In the meantime corruption flourishes and Iraq has been without a fully-fledged defence minister or interior minister since 2010 (Maliki himself has taken on the interior minister role).

Maliki, who mastered the art of self-preservation – and self-promotion – during his years as an opponent of Saddam Hussein is sometimes accused of adopting Saddam’s ways (a recent profile of the prime minister by Ned Parker and Raheem Salman gives some useful insights into his character) but, even now, he does not have overall control. There are too many competing centres of power, Rao said.

The security situation has brought new restrictions on people’s freedom of movement, even in Baghdad. This is a source of irritation for many but some also argue that the resulting sectarian segregation is fuelling religious tensions rather than alleviating them.

Writing for the Niqash website, Mustafa Habib says:

“Today locals [in Baghdad] are not always able to move freely from one area to another. To enter neighbourhoods that are not necessarily their own, they have to show a special card verifying their place of residency, be accompanied by someone from that neighbourhood with such a card or take an oath at a security checkpoint promising that this is indeed where they live and that they are not a terrorist ...

“Many people in Baghdad believe the new security measures are only adding to the conflict, causing further divisions between various sections of the city and fuelling feelings of sectarian conflict.”

One of the few bright spots is oil, which brings in money but, unfortunately, does little to ease unemployment. Only about 1% of Iraqis work in the oil industry, Rao said. 

Unemployment levels are currently between 17% and 30%, depending on whose figures you believe.

A key factor hampering development in the private sector is 
the state of Iraq’s banking system:

Diplomats and analysts have pointed to a number of key difficulties, including a lack of modern regulations to give Iraqis confidence in finance.

The fact also remains that the two state-owned banks, Al-Rashid Bank and Al-Rafidain Bank, dwarf the competition and have little incentive to innovate.

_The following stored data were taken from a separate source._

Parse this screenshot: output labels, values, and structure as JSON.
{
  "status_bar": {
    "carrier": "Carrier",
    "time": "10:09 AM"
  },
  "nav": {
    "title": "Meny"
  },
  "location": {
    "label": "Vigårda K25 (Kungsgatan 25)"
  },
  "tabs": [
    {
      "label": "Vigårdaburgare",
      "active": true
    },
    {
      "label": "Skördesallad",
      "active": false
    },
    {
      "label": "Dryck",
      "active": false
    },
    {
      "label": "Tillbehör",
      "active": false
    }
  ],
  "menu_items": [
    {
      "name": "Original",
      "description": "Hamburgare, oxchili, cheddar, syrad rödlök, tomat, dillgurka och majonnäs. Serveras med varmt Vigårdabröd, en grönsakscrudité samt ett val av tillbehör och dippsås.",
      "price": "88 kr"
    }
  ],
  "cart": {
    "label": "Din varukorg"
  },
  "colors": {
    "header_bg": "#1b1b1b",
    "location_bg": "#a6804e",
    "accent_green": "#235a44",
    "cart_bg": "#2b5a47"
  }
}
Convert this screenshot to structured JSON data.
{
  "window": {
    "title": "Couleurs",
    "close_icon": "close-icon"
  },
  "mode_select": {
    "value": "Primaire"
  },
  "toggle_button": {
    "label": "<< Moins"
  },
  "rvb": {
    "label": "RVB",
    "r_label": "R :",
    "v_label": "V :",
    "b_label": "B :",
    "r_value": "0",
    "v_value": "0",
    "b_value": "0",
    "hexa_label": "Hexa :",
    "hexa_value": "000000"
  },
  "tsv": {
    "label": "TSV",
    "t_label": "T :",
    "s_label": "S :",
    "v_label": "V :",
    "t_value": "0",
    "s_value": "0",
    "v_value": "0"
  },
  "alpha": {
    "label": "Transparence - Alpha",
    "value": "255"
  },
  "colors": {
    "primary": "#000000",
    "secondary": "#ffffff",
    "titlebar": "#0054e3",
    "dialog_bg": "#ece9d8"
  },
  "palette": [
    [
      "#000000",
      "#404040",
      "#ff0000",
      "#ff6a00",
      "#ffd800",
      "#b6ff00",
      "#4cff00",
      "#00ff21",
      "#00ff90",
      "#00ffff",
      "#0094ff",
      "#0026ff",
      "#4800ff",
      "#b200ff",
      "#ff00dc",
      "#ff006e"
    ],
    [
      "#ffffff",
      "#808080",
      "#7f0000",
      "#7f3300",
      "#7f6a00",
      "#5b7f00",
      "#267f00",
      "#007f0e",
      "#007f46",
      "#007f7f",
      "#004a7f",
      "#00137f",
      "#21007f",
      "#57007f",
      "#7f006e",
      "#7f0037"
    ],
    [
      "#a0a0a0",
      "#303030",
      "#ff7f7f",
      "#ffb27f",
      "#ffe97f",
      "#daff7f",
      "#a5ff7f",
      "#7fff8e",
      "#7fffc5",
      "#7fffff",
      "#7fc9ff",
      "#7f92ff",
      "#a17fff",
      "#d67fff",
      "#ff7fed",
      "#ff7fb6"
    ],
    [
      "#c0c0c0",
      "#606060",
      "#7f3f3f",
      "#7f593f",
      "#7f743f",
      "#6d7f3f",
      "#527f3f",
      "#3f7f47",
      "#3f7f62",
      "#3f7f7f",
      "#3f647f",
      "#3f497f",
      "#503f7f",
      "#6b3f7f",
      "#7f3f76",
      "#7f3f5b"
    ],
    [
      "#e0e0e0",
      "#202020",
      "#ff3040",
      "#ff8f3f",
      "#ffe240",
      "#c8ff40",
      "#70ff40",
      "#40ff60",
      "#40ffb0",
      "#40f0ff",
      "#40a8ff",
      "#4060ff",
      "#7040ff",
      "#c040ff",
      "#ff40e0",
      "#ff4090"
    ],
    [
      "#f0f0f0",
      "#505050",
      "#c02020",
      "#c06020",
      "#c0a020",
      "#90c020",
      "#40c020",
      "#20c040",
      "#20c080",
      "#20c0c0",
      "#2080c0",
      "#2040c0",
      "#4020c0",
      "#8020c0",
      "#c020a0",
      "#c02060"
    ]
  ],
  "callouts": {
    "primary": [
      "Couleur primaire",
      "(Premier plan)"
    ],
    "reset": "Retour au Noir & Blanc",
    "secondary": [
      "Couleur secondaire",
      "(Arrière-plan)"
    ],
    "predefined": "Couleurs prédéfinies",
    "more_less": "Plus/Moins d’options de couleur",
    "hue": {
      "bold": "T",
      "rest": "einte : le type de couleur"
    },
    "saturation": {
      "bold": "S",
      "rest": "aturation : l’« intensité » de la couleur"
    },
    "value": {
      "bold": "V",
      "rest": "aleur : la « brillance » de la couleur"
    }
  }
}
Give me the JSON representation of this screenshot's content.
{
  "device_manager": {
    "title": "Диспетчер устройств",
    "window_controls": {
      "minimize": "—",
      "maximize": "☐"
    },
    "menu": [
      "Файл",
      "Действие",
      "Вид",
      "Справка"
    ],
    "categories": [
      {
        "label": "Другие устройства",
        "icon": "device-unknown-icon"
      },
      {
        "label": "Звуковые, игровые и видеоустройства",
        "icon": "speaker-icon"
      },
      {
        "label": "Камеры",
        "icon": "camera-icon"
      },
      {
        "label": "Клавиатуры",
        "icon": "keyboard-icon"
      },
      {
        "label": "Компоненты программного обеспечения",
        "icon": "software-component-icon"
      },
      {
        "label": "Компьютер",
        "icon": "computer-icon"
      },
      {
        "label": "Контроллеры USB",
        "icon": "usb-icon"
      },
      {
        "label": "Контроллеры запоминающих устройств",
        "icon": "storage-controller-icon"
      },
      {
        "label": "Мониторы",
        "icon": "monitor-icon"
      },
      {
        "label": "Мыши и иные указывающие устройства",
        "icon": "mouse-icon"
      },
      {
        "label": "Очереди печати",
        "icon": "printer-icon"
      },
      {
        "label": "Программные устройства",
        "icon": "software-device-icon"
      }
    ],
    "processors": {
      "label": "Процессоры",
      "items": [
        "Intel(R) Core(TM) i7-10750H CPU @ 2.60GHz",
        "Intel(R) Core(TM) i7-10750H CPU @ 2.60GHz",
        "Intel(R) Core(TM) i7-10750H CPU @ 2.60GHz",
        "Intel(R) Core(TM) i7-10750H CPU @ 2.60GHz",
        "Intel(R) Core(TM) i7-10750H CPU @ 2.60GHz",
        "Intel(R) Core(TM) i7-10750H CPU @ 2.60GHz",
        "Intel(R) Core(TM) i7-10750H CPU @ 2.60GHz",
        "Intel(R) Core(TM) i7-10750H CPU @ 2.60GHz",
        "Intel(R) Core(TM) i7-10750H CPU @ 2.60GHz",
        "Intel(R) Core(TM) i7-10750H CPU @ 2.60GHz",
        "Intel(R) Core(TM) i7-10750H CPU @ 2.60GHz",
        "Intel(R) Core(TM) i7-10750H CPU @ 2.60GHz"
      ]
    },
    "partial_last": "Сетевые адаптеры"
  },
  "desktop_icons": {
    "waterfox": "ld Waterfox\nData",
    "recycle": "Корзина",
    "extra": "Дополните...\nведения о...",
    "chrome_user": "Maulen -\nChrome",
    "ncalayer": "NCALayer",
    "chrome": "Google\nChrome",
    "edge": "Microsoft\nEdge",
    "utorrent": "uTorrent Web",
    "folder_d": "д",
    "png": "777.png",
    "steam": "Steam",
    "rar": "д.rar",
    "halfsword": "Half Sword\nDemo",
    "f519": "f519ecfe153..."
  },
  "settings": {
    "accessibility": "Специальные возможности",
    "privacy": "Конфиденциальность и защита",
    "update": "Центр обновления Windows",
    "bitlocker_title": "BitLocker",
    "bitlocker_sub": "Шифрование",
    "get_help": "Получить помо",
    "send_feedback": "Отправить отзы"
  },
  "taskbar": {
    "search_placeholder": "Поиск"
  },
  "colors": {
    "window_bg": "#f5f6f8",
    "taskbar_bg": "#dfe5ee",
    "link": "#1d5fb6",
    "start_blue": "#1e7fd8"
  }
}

The tiny minority of Iraqis who do have bank accounts have limited access to ATM machines, online banking, or even an ability to access their account from different branches of the same bank.

And while some credit cards are issued, virtually no shops accept them.

"The conditions are not here for you to engage in retail banking," the Western diplomat said.

Local businesses meanwhile often complain that banks are unwilling to lend or demand unreasonably high levels of collateral.

Yesterday, Rao gave the example of one businessman seeking a $200,000 loan who was asked to provide $500,000 collateral. The businessman replied that if he had $500,000 collateral he wouldn’t have been asking for a $200,000 loan in the first place.
In the absence of much job creation in the private sector the unemployed naturally aspire to government jobs – and in the time-honoured Arab tradition the route to a government job is through corruption or political connections.

The picture is somewhat brighter in the semi-autonomous Kurdish region – it’s safer and the economy is doing better – even if there are doubts about where democracy is heading. The extension of Barzani’s presidency by a further two years is one worrying sign.

In the light of all these problems I asked Rao if Iraqis believe they were liberated by the overthrow of Saddam. Yes, he said, many of them genuinely do. Devout Shia, for example, point out that they can now legally take part in the annual Ashura commemoration, which is something they value.

Others, though, make cynical jokes about their predicament: “We had one dictator before but now we have 100” or “Under Saddam I couldn’t speak. Now I can speak but nobody listens.”